Je regarde par la fenêtre de mon appartement, un pâle soleil caresse les branches squelettiques des arbres. Elles se contorsionnent pour bénéficier des bienfaits de cet éphémère cadeau. C’est l’heure de la marée, le vent va se lever et ramener son lot de nuages. Depuis quelques jours, un vieil homme courbé par le poids des ans et du labeur, entre dans le parc. Il marche à petits pas comptés s’aidant d’un bâton de pèlerin. Une fois, il a levé la tête. A-t-il senti que je l’observais ? La rue est large, je ne pense pas qu’il m’ait vu. Dessous sa casquette, j’y ai aperçu ses yeux très clairs, son nez assez proéminent, sa bouche si fine qu’elle semble disparaitre sous sa moustache épaisse et broussailleuse et son menton saillant. Il a haussé les épaules et a repris son petit bonhomme de chemin.
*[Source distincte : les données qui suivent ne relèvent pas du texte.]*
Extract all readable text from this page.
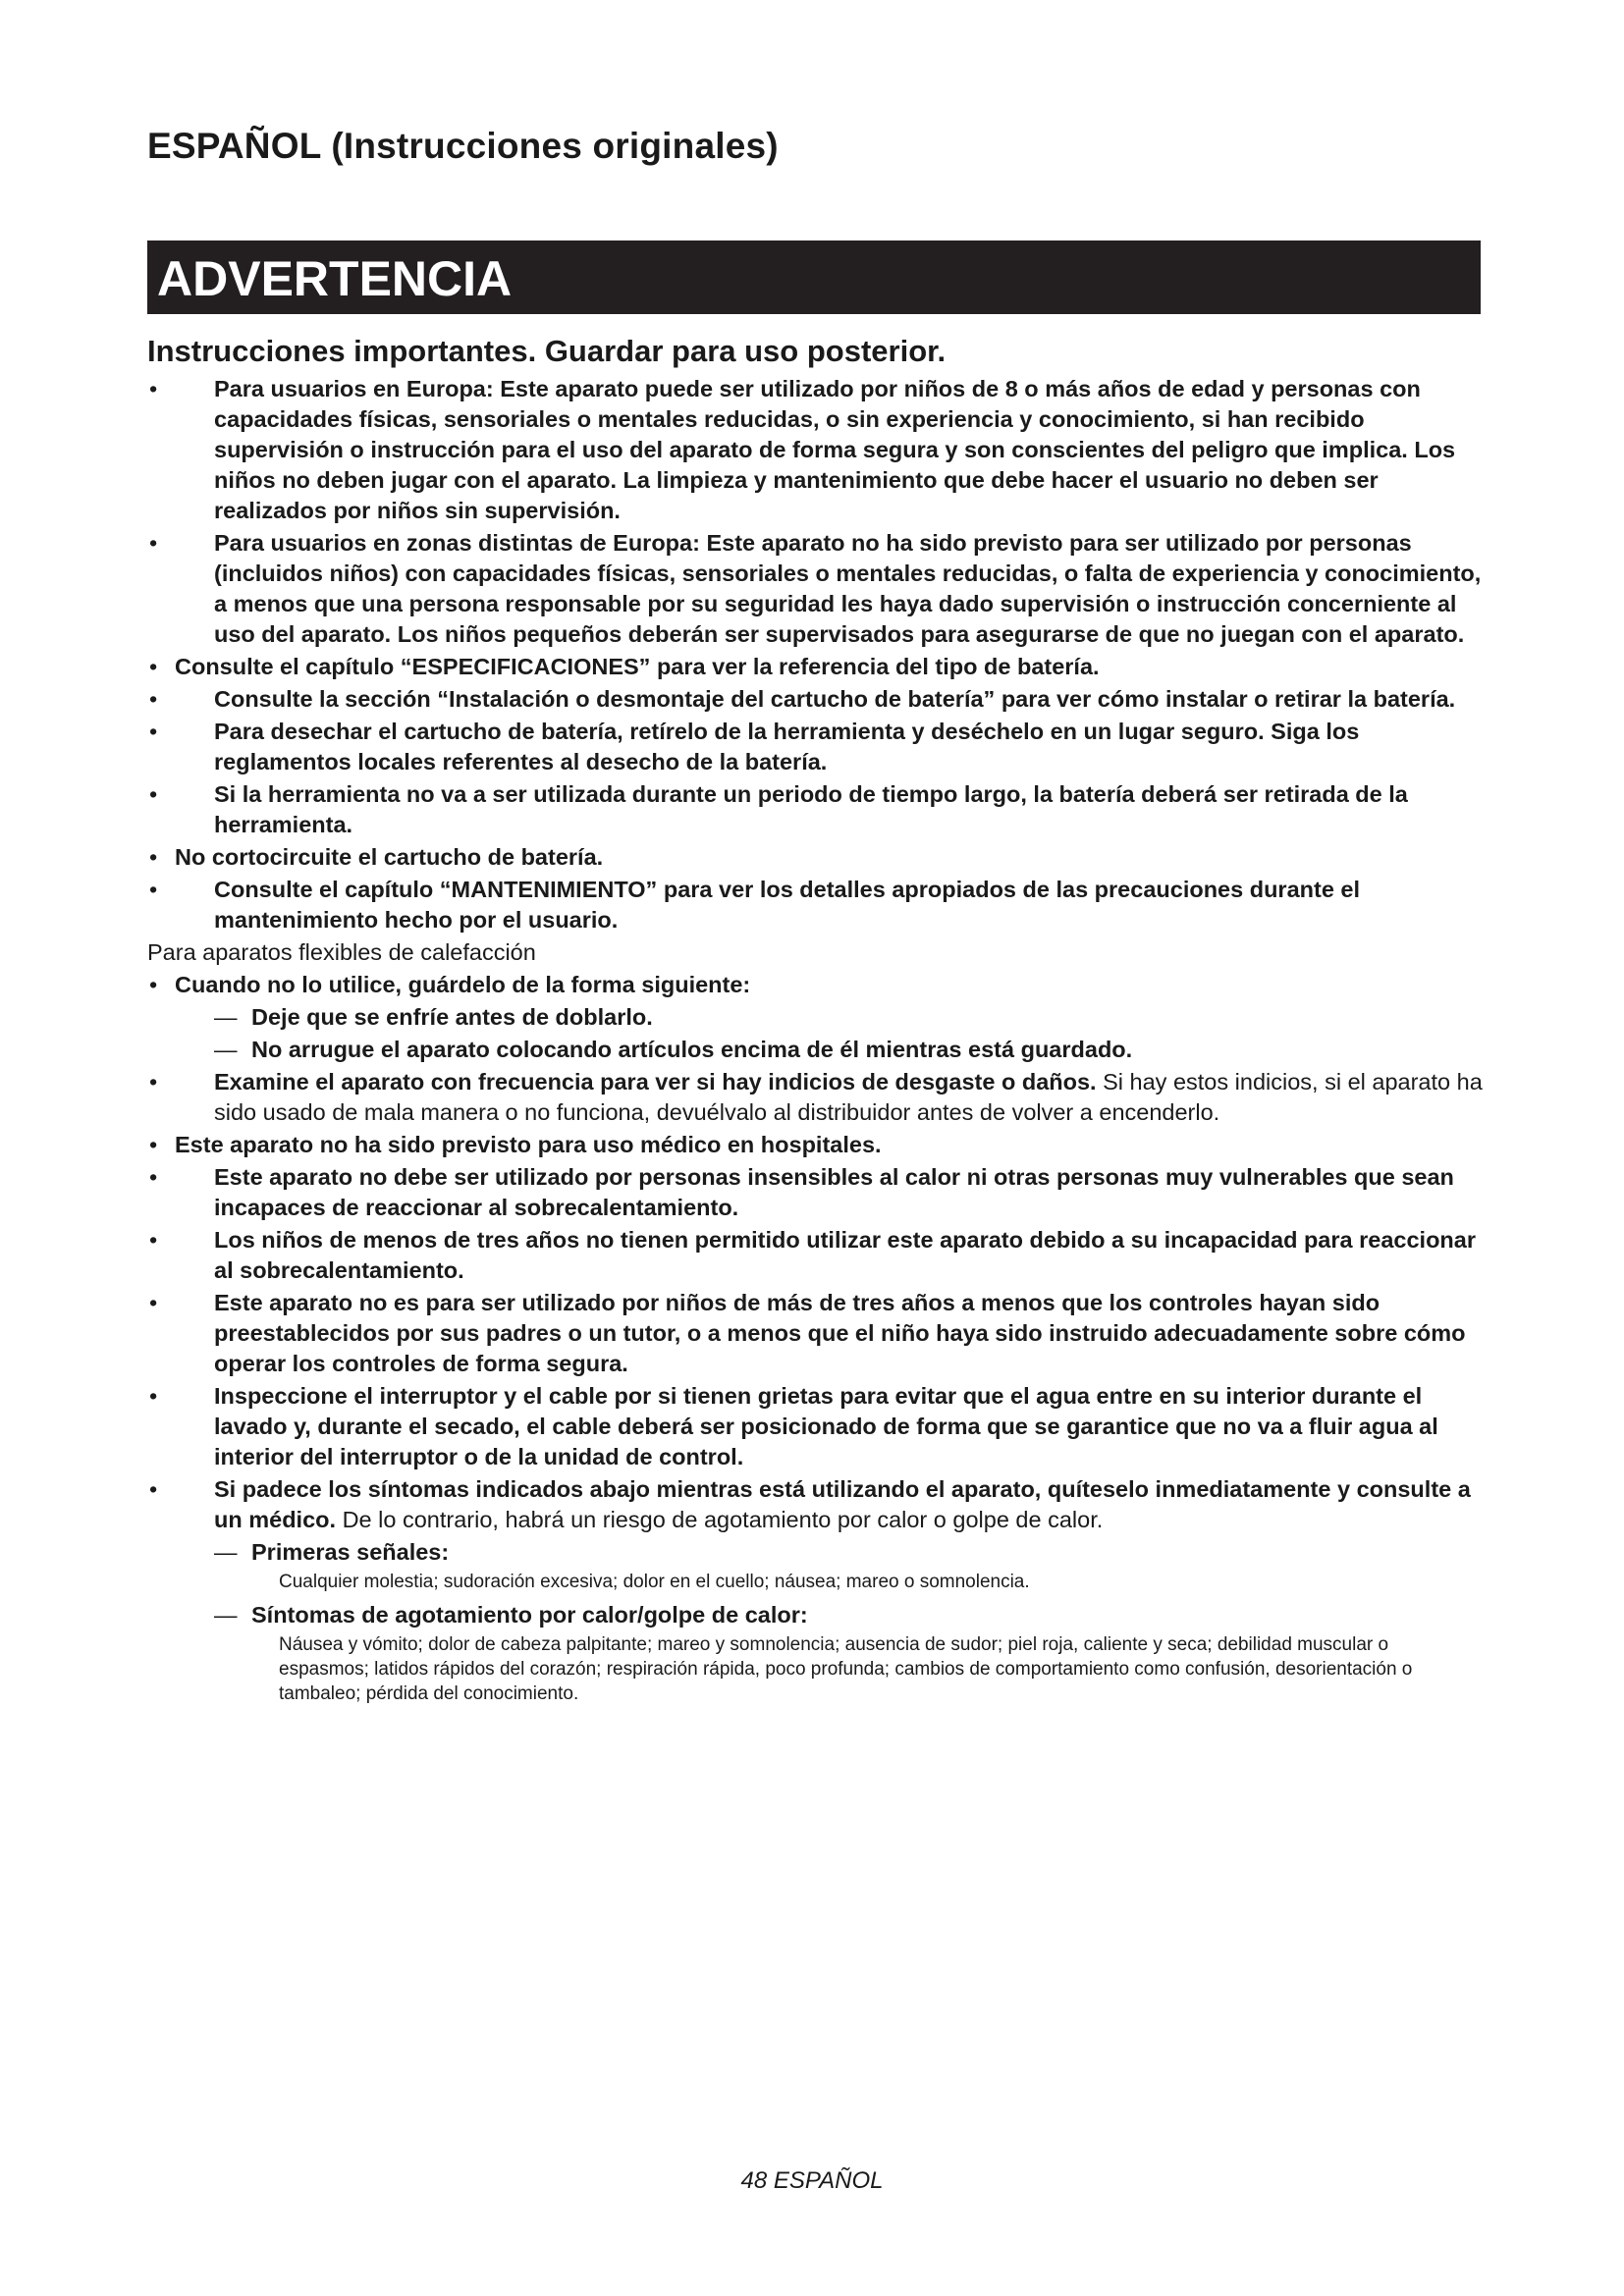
ESPAÑOL (Instrucciones originales)
ADVERTENCIA
Instrucciones importantes. Guardar para uso posterior.
• Para usuarios en Europa: Este aparato puede ser utilizado por niños de 8 o más años de edad y personas con capacidades físicas, sensoriales o mentales reducidas, o sin experiencia y conocimiento, si han recibido supervisión o instrucción para el uso del aparato de forma segura y son conscientes del peligro que implica. Los niños no deben jugar con el aparato. La limpieza y mantenimiento que debe hacer el usuario no deben ser realizados por niños sin supervisión.
• Para usuarios en zonas distintas de Europa: Este aparato no ha sido previsto para ser utilizado por personas (incluidos niños) con capacidades físicas, sensoriales o mentales reducidas, o falta de experiencia y conocimiento, a menos que una persona responsable por su seguridad les haya dado supervisión o instrucción concerniente al uso del aparato. Los niños pequeños deberán ser supervisados para asegurarse de que no juegan con el aparato.
• Consulte el capítulo “ESPECIFICACIONES” para ver la referencia del tipo de batería.
• Consulte la sección “Instalación o desmontaje del cartucho de batería” para ver cómo instalar o retirar la batería.
• Para desechar el cartucho de batería, retírelo de la herramienta y deséchelo en un lugar seguro. Siga los reglamentos locales referentes al desecho de la batería.
• Si la herramienta no va a ser utilizada durante un periodo de tiempo largo, la batería deberá ser retirada de la herramienta.
• No cortocircuite el cartucho de batería.
• Consulte el capítulo “MANTENIMIENTO” para ver los detalles apropiados de las precauciones durante el mantenimiento hecho por el usuario.
Para aparatos flexibles de calefacción
• Cuando no lo utilice, guárdelo de la forma siguiente:
— Deje que se enfríe antes de doblarlo.
— No arrugue el aparato colocando artículos encima de él mientras está guardado.
• Examine el aparato con frecuencia para ver si hay indicios de desgaste o daños. Si hay estos indicios, si el aparato ha sido usado de mala manera o no funciona, devuélvalo al distribuidor antes de volver a encenderlo.
• Este aparato no ha sido previsto para uso médico en hospitales.
• Este aparato no debe ser utilizado por personas insensibles al calor ni otras personas muy vulnerables que sean incapaces de reaccionar al sobrecalentamiento.
• Los niños de menos de tres años no tienen permitido utilizar este aparato debido a su incapacidad para reaccionar al sobrecalentamiento.
• Este aparato no es para ser utilizado por niños de más de tres años a menos que los controles hayan sido preestablecidos por sus padres o un tutor, o a menos que el niño haya sido instruido adecuadamente sobre cómo operar los controles de forma segura.
• Inspeccione el interruptor y el cable por si tienen grietas para evitar que el agua entre en su interior durante el lavado y, durante el secado, el cable deberá ser posicionado de forma que se garantice que no va a fluir agua al interior del interruptor o de la unidad de control.
• Si padece los síntomas indicados abajo mientras está utilizando el aparato, quíteselo inmediatamente y consulte a un médico. De lo contrario, habrá un riesgo de agotamiento por calor o golpe de calor.
— Primeras señales:
Cualquier molestia; sudoración excesiva; dolor en el cuello; náusea; mareo o somnolencia.
— Síntomas de agotamiento por calor/golpe de calor:
Náusea y vómito; dolor de cabeza palpitante; mareo y somnolencia; ausencia de sudor; piel roja, caliente y seca; debilidad muscular o espasmos; latidos rápidos del corazón; respiración rápida, poco profunda; cambios de comportamiento como confusión, desorientación o tambaleo; pérdida del conocimiento.
48 ESPAÑOL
Des chaussures, un manteau, le chapeau, je descends, sort, traverse la rue et entre dans le parc.

Je prends à droite, je suis le parcours le plus long et profite de cet air vivifiant, du bruit de mes pas sur la terre battue, le pas des chevaux à quelques mètres derrière ce rideau d’arbres, le clapotis de l’eau de la fontaine. Il est là assis devant la fontaine des « trois grâces », il a les yeux entrouverts, il respire à pleins poumons, il profite de cette quiétude. Il est vieux, il a travaillé toute sa vie, il a le droit de se reposer. Sur le banc opposé, une jeune femme d’une trentaine d’années accompagnée d’une jolie petite fille lit à haute voix. L’enfant est bien plus intéressée par le vieil homme que par l’histoire lu et relu par sa mère ou sa gouvernante. Elle se joue de ce qu’elle voit au travers des gerbes d’eau. Selon la force du jet, le vieux Monsieur semble se déformer et même disparaître. La lectrice referme le livre, le place dans son sac, attrape la main de la fillette et part. Le vieil homme se lève et regagne ses pénates à petits pas comptés, son bâton régulant sa marche. Est-ce le plaisir de voir ce charmant tableau qui l’attire ? A mon tour, je rentre chez moi la tête pleine de questions.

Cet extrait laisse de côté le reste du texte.